How much of Seasonal Affective Disorder is truly a physiological reaction to a shorter day? I just realized around the DST change that most people probably get almost no sunlight at all in the winter thanks to the way a typical workday is set up (once the sun sets before 5 PM, that’s it; game over!)
This would be yet another instance of the dehumanization of perfectly normal people by placing them in a completely unreasonable environment, then labeling them defective because they are unable to cope with that environment.
Solution: shorten the workday by an hour or two (taking away people’s morning sunlight in exchange for giving it to them in the afternoon is not a solution). Most people are at their creative and intellectual nadir around 4 PM anyway, so you may actually be doing the organization a favor by adopting a 6 hour workday. Not to mention that it would be a huge boost for morale.

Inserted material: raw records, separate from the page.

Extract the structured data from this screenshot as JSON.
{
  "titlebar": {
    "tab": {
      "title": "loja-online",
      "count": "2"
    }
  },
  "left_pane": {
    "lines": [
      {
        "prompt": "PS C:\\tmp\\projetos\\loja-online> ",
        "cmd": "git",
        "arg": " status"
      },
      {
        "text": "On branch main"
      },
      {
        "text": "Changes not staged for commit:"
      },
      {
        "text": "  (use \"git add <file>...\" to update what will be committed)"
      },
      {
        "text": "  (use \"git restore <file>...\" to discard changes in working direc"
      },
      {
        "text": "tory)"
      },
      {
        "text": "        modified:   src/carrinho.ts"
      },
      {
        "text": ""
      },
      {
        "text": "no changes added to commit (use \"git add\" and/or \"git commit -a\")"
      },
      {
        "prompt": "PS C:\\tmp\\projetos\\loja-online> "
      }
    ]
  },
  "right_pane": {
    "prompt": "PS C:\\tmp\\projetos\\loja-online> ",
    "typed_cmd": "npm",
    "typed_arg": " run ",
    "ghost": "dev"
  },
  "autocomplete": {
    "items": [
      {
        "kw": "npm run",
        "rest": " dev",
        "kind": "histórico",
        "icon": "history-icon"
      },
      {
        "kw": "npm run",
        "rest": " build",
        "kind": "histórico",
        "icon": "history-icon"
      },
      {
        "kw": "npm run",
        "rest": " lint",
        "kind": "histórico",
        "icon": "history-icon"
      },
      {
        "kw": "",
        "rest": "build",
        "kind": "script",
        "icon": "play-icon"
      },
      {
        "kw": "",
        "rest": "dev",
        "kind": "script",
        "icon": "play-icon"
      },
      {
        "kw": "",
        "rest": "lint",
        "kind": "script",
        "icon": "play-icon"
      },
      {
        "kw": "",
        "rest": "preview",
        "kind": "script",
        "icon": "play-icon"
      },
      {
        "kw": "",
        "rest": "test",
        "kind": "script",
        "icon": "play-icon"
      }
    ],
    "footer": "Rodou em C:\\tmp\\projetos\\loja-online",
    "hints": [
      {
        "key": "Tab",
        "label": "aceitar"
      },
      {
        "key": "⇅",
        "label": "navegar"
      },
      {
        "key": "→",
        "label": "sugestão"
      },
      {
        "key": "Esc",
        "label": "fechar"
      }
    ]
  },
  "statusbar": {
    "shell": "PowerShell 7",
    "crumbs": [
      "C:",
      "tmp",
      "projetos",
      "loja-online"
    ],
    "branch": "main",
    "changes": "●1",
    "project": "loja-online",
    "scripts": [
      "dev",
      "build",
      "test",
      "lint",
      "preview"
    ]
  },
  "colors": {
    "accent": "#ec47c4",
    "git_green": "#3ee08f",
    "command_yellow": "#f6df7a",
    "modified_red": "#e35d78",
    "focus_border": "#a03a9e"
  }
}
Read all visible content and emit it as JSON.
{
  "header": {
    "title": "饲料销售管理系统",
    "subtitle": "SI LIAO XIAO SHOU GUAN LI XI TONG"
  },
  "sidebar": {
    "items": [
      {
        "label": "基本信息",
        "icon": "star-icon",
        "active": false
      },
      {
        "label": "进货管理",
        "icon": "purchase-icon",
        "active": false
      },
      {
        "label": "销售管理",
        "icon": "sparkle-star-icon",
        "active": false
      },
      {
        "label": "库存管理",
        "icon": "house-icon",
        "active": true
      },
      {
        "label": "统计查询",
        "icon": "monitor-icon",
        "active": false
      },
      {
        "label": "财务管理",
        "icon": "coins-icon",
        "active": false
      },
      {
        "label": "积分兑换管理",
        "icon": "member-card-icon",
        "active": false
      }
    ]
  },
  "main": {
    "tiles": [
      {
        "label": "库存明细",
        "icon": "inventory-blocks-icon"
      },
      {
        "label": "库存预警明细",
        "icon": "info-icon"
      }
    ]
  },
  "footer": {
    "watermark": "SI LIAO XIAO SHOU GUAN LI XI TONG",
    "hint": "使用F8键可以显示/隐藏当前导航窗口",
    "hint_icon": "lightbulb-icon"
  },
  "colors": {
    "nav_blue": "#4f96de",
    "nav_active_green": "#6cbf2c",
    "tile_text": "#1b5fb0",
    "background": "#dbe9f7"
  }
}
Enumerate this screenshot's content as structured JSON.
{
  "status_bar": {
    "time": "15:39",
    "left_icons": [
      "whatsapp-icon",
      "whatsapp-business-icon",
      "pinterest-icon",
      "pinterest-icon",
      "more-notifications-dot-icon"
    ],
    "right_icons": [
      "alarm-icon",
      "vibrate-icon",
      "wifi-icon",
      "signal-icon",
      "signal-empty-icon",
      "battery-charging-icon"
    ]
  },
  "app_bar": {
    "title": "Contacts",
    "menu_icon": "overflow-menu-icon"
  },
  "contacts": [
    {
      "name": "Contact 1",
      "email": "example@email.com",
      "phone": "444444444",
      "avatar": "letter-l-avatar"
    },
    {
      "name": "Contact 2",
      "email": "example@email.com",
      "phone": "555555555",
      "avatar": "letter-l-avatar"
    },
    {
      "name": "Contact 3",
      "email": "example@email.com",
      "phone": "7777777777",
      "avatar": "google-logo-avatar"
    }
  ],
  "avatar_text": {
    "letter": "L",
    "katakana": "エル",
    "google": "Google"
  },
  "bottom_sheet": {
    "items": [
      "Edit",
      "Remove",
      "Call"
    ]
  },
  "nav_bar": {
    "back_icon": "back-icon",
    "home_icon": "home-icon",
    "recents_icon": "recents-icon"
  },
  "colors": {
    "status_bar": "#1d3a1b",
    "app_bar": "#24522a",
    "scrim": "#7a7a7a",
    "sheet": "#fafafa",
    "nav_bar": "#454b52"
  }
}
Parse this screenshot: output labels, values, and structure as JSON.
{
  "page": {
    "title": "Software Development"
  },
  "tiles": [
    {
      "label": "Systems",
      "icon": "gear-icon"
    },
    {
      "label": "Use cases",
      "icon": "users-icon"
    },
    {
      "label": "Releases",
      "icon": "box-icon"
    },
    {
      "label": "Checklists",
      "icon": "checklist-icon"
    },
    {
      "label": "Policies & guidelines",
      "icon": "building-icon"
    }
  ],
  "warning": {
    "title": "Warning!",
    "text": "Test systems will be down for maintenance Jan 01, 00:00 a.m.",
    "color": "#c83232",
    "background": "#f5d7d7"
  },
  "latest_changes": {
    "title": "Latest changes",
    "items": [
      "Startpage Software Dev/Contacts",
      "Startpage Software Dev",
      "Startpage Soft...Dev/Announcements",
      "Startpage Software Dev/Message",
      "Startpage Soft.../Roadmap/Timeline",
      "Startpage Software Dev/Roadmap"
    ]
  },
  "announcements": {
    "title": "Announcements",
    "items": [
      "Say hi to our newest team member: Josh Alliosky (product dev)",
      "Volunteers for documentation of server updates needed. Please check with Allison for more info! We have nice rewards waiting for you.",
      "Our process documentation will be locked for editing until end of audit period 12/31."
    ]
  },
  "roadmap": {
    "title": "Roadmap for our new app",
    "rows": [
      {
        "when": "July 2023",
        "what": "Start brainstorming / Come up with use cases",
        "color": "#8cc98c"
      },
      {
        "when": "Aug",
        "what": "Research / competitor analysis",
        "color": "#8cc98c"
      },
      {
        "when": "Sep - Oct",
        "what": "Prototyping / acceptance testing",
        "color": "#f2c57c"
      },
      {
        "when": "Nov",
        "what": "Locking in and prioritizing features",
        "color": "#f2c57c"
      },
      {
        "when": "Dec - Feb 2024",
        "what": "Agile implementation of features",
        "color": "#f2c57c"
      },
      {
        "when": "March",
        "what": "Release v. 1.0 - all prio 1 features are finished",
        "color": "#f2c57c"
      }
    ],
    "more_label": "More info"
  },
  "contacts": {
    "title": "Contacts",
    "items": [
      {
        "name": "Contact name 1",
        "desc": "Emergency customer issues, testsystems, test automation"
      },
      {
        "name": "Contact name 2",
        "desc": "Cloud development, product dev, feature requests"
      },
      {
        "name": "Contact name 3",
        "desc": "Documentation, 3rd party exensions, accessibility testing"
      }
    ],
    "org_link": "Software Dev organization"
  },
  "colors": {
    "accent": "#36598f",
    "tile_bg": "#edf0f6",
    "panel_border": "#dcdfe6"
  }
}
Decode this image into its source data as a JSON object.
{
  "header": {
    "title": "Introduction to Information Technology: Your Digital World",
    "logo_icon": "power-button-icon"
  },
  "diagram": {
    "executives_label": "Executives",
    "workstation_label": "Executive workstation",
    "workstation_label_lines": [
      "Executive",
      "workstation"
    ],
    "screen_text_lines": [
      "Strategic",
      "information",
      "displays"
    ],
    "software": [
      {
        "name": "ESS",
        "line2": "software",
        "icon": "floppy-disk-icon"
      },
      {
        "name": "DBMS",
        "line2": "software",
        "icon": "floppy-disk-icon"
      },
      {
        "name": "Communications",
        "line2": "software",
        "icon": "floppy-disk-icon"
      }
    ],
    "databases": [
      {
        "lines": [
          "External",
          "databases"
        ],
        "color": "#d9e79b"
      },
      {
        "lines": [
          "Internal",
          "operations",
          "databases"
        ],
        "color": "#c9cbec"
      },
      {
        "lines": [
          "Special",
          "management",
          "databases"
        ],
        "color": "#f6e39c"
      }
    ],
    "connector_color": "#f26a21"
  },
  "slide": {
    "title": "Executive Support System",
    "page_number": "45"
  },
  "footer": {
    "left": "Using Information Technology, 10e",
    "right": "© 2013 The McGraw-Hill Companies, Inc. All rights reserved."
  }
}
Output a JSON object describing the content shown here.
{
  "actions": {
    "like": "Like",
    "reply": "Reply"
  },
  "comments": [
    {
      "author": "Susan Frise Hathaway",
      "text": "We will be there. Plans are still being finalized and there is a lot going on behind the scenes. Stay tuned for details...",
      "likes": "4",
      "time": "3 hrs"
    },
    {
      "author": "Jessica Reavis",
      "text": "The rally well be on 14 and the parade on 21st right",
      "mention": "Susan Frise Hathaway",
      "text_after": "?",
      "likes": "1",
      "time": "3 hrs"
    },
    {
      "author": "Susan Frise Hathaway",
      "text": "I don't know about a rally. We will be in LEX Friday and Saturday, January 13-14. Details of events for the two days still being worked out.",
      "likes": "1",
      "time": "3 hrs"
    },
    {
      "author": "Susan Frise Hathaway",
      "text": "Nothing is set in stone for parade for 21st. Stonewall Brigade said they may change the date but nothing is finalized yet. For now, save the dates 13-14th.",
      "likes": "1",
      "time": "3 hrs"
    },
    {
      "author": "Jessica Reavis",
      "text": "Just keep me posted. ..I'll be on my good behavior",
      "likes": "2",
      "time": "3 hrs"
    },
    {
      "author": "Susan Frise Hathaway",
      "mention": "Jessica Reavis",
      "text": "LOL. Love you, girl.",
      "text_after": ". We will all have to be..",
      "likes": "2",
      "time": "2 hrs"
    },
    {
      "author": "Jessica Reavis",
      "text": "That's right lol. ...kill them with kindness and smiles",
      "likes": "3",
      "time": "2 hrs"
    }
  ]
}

Ok, but you’re the type that plays Oregon Trail on the “Grueling” speed setting. So what if John breaks his leg, Timothy gets cholera, or the oxen die? You want those extra 2 hours.
Fine. So either shift the workday later (you’ll still overlap with that 4 PM slump, it will still be dark and depressing when employees leave work, and now you’ll have to deal with the fact that you are coming between employees and their dinner, but they will have a chance to catch some morning sunlight), or schedule a time in the evening for employees to telecommute, if possible. Attention levels rise in the evening, before finally dipping about an hour before a person’s typical sleep time. It’s a circadian thing.
Assuming SAD is purely a physical problem that cannot be attenuated through social change is likely detrimental to the productivity of the workforce as a whole.